L’Uomo Invisibile - La Recensione

L’Uomo Invisibile Film 2020Prima ancora dei titoli di testa – quando appaiono i marchi delle case di produzione – leggere il nome della Blumhouse detta già un orientamento su quello che potrebbe essere il quadro della situazione. La curiosità, allora, diventa immediatamente quella di captare se questa ennesima riproposizione del classico di fantascienza di Herbert George Wells, rappresenti un progetto secondario del marchio, oppure di punta.
E per scoprire ciò è sufficiente aspettare che l’inquadratura dello scoglio dove vanno a frantumarsi le onde lasci spazio alla prima sequenza della pellicola: quella dove la Cecilia di Elisabeth Moss mette in pratica una fuga, pianificata al millimetro (o quasi), per sfuggire a quello che capiamo essere il suo compagno.

In questo epilogo c’è tutto quello che andremo a vedere, nei pregi e nei difetti. Perché osservare questa donna terrorizzata fare i bagagli, controllando step by step che l’uomo addormentato (e drogato) al suo fianco nel letto non si svegli, mentre lei di soppiatto sbriga le ultime faccende, muovendosi dentro una villa enorme, ultra tecnologica e simile a una prigione, restituisce immediatamente quel senso di oppressione e di tensione che andavamo cercando. Non perde tempo il regista e sceneggiatore Leigh Whannell (che della sua filmografia precedente, qui, sembra voler fare un mix), e il suo volerci fare entrare in maniera fulminea nell'epicentro della vicenda, oltre a fungere da ottimo biglietto da visita per lui, (ap)paga. Nessuna scorciatoia, nessun gioco di prestigio quindi, se non fosse per quell'allarme della macchina che viene fatto suonare all'improvviso per cedere alla tentazione di uno jump scare evitabile, ma pure consentito. La realtà è che non è sfuggito a nessuno dei diretti interessati che questa nuova rilettura de “L’Uomo Invisibile” funziona: è intrigante, acuta, intelligente.
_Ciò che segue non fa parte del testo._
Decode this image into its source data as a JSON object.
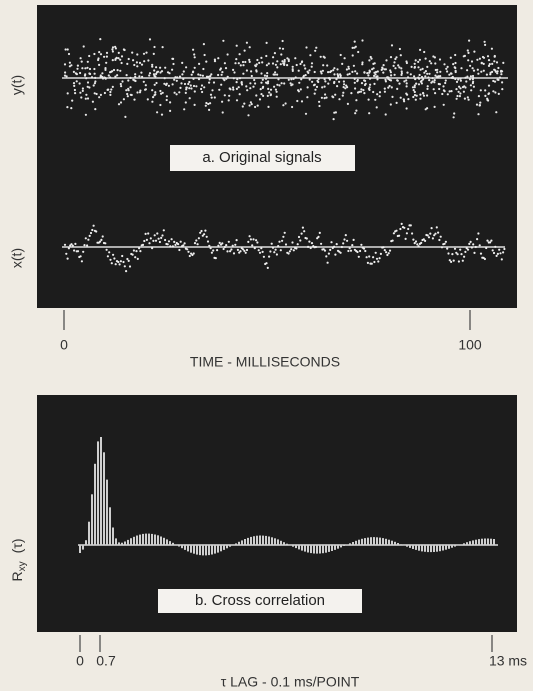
{
  "panel_a": {
    "y_signal_label": "y(t)",
    "x_signal_label": "x(t)",
    "caption": "a. Original signals",
    "tick_start": "0",
    "tick_end": "100",
    "axis_label": "TIME - MILLISECONDS"
  },
  "panel_b": {
    "y_label": {
      "symbol": "R",
      "subscript": "xy",
      "argument": "(τ)"
    },
    "caption": "b. Cross correlation",
    "tick_start": "0",
    "tick_peak": "0.7",
    "tick_end": "13 ms",
    "axis_label": "τ LAG - 0.1 ms/POINT"
  }
}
Se proprio vogliamo trovargli un difetto è quello di non credere troppo nelle sue potenzialità, di aver paura che il pubblico non l’apprezzi abbastanza, scendendo a compromessi – soprattutto nel finale – con un mainstream che non lo pregiudica, ma che neppure lo meriterebbe.

L’Uomo Invisibile 2020Sorretto da una riscrittura così moderna e intuitiva, che prende un canovaccio trito e ritrito, rigenerandolo per analizzare la questione della violenza sulle donne – argomento attualissimo, tra l’altro, ora che il mondo è costretto a restare chiuso in casa e gli episodi aumentano – gli sarebbe bastato mantenere il profilo basso esercitato per buona parte della pellicola a Whannell, per portare a casa un lavoro egregio e di grande rispetto. Perché c’è tutto nell'escalation oppressiva subita dalla Moss, post-suicidio del suo ex-amante: il trauma di chi non riesce a tornare a vivere una vita normale e si sente perseguitata, la paranoia, gli sguardi pesanti degli altri e quel dubbio di una colpa che fa rima con la stessa che viaggiava anche in “Bombshell: La Voce Dello Scandalo”. Un ritratto psicologico che cresce scena dopo scena e va di pari passo agli snodi della trama, con momenti ansiogeni ben costruiti ed efficaci nel tenere sempre sulla corda lo spettatore, preda di un ritmo mai calante.
Mano ferma, o comunque ben allenata, che comincia a manifestare un briciolo di stanchezza proprio nel finale, dove si sceglie di cedere all'eccessiva spettacolarizzazione e di tornare su quei binari che era stato piacevolissimo veder da lontano, presi solo come fonte di ispirazione e non come sostegno.

Il suo dovere, però, lo fa ugualmente e pure bene “L’Uomo Invisibile”.
Un thriller-horror assai convincente e incalzante, capace di intrattenere ad altissimo livello, sgombrando le nostre menti e concedendoci quel paio di ore di puro intrattenimento e di divertimento.
Il che, considerati i tempi, è pressoché oro.